- Willsboro Location within New York
- Coordinates: 44°21′28″N 73°23′28″W﻿ / ﻿44.35778°N 73.39111°W
- Country: United States
- State: New York
- County: Essex
- Town: Willsboro

Area
- • Total: 1.96 sq mi (5.07 km^{2})
- • Land: 1.91 sq mi (4.95 km^{2})
- • Water: 0.042 sq mi (0.11 km^{2})
- Elevation: 223 ft (68 m)

Population (2020)
- • Total: 689
- • Density: 360/sq mi (139.1/km^{2})
- Time zone: UTC-5 (Eastern (EST))
- • Summer (DST): UTC-4 (EDT)
- ZIP code: 12996
- FIPS code: 36-82260

= Willsboro (CDP), New York =

Willsboro is a hamlet and census-designated place (CDP) in the town of Willsboro in Essex County, New York, United States. The population of the CDP was 753 at the 2010 census, out of a total town population of 2,025.

==Geography==
Willsboro hamlet is located in the center of the town of Willsboro, along the Boquet River, a tributary of Lake Champlain. New York State Route 22 is the main road through the community, leading north 30 mi to Plattsburgh and south 15 mi to Westport. Interstate 87 is 8.5 mi to the northwest via NY 22.

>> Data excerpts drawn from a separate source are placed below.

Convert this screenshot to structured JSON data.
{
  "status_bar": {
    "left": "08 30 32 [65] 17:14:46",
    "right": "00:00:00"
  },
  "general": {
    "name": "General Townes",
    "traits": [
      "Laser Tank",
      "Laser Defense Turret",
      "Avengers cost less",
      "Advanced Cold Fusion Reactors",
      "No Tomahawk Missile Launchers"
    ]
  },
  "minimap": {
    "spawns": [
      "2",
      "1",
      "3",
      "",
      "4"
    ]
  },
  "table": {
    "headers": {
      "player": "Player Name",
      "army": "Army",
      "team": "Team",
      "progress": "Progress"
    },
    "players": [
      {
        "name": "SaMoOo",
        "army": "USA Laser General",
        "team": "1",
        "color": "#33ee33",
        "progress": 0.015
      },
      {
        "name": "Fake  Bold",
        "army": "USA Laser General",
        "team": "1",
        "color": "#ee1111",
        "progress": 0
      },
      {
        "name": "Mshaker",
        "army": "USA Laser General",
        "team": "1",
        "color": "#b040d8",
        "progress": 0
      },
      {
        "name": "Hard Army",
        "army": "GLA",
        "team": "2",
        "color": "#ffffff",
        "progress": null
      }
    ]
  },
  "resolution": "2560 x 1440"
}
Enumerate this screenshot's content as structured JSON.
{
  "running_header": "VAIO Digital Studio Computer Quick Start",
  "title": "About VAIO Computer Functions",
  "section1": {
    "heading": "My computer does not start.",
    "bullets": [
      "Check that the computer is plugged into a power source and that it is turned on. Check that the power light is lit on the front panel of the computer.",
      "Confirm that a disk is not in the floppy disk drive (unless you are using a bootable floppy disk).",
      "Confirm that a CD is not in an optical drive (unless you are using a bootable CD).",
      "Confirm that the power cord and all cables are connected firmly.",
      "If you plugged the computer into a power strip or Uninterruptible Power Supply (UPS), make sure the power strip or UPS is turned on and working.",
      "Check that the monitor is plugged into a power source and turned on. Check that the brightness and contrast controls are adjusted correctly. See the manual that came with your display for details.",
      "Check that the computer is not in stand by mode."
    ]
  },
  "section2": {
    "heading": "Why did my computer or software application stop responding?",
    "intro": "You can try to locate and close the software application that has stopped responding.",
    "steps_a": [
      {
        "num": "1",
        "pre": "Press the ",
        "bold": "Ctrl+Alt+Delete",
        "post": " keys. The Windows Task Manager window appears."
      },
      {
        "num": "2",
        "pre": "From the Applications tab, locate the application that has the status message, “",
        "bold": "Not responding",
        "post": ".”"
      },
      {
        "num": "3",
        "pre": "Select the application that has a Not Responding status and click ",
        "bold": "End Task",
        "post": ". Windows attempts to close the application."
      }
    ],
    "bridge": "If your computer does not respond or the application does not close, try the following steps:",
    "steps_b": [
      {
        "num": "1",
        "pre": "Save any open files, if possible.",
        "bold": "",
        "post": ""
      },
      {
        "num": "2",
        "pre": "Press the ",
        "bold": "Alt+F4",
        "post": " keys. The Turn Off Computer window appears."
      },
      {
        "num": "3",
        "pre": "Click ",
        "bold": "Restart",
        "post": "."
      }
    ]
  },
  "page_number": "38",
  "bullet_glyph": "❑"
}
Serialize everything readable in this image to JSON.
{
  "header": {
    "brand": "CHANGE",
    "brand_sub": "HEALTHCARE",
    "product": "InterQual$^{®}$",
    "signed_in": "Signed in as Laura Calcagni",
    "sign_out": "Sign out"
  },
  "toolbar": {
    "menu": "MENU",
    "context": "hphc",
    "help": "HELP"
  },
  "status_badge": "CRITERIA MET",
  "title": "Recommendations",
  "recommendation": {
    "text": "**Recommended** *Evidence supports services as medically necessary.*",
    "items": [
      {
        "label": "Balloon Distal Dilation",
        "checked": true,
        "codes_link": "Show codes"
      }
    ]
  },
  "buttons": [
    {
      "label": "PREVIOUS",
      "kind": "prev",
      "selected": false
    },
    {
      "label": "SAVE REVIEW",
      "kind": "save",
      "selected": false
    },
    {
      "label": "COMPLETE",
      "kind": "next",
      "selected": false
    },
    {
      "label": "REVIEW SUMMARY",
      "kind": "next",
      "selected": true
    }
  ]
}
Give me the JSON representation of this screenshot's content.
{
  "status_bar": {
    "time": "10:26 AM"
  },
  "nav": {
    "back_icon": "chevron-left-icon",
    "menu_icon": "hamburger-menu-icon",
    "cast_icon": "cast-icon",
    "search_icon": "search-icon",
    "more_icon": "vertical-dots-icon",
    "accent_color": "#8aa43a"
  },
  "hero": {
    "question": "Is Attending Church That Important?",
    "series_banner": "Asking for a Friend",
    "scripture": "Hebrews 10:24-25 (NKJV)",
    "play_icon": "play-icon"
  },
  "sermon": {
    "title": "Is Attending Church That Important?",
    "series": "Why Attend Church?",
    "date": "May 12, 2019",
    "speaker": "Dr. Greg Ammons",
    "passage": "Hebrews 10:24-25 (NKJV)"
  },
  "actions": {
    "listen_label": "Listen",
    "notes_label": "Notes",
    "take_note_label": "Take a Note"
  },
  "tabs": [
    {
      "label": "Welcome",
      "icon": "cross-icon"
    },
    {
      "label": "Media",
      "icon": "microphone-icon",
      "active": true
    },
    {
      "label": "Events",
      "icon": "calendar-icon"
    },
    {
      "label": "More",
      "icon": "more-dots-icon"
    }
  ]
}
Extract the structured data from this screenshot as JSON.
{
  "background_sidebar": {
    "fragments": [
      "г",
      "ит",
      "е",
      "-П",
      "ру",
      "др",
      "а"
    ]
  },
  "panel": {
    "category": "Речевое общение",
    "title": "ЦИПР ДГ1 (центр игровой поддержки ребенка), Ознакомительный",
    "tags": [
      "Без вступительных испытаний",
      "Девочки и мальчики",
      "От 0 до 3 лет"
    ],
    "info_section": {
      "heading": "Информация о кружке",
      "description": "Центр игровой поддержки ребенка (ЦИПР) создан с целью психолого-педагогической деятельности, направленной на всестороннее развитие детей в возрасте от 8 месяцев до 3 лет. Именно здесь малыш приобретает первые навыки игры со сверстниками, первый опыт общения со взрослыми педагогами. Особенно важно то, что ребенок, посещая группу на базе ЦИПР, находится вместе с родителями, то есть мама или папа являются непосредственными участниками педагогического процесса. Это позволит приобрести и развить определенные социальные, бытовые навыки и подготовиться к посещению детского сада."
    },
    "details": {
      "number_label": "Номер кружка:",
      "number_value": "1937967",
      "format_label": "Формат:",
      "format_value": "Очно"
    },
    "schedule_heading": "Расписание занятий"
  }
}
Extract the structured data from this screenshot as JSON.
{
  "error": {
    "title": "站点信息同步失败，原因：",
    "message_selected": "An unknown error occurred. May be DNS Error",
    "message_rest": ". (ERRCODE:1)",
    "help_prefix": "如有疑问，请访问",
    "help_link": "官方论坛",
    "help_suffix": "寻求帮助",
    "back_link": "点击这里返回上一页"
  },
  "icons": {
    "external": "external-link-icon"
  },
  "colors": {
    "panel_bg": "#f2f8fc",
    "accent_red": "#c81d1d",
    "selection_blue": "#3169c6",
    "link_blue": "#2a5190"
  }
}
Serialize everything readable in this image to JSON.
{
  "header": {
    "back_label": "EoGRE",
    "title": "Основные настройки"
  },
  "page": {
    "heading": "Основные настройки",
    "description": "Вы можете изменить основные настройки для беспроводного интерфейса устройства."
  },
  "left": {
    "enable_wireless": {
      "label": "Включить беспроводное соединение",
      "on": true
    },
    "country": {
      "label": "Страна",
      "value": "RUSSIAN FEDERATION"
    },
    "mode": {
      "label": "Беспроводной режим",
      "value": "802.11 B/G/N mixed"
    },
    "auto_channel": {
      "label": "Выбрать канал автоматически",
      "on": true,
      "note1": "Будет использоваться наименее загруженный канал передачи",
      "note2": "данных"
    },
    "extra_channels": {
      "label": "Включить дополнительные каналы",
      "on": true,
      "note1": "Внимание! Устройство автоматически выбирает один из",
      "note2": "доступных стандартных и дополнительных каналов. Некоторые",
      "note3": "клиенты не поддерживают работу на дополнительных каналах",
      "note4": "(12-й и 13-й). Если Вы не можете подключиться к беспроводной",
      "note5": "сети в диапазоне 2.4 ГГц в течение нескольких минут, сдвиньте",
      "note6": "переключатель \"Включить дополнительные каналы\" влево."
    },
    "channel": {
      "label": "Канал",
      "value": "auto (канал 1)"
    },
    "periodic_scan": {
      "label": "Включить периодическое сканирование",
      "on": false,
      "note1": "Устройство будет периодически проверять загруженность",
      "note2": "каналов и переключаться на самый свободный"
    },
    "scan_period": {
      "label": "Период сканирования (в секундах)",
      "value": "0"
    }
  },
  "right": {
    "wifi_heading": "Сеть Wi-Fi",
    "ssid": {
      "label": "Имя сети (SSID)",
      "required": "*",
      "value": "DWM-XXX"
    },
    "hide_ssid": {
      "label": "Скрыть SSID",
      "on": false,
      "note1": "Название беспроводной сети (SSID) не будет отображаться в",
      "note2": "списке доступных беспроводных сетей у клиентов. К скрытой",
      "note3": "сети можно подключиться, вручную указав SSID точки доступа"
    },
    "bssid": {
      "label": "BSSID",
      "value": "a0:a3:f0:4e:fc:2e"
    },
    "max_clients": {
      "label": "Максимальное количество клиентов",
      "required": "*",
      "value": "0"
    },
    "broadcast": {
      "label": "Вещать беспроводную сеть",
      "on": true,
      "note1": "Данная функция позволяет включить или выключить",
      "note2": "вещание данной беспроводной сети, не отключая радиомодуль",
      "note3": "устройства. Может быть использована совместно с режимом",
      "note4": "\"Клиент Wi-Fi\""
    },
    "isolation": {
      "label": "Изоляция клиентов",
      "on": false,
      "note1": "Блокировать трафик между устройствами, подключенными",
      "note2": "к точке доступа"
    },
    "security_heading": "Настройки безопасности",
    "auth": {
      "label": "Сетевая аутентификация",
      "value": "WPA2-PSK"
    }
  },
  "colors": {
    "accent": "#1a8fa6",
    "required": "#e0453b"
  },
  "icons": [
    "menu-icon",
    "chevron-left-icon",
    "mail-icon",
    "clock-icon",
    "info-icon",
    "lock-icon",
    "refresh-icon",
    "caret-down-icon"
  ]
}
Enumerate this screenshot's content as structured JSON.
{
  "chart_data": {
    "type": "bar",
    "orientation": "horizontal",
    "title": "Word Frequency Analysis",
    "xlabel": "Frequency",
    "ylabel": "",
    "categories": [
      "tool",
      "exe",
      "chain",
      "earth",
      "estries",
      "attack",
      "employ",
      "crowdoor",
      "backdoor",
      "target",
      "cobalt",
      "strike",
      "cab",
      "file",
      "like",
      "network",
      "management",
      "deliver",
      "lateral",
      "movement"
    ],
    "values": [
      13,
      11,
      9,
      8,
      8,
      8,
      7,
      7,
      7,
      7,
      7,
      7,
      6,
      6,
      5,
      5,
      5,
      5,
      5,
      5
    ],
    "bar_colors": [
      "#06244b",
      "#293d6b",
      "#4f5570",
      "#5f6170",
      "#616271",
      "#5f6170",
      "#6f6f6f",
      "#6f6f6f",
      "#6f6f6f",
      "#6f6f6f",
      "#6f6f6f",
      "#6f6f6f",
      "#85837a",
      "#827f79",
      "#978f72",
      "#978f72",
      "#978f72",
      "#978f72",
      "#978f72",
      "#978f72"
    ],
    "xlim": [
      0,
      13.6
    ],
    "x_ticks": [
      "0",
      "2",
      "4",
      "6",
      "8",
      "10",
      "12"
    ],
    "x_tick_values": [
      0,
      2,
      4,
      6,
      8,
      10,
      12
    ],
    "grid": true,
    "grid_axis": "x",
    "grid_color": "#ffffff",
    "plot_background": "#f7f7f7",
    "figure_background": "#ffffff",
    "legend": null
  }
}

According to the United States Census Bureau, the Willsboro CDP has a total area of 5.07 sqkm, of which 4.98 sqkm is land and 0.09 sqkm, or 1.69%, is water.

==Demographics==

Historical population
| Census | Pop. | Note | %± |
| 2020 | 689 |  | — |
U.S. Decennial Census

==Education==
The census-designated place is in the Willsboro Central School District.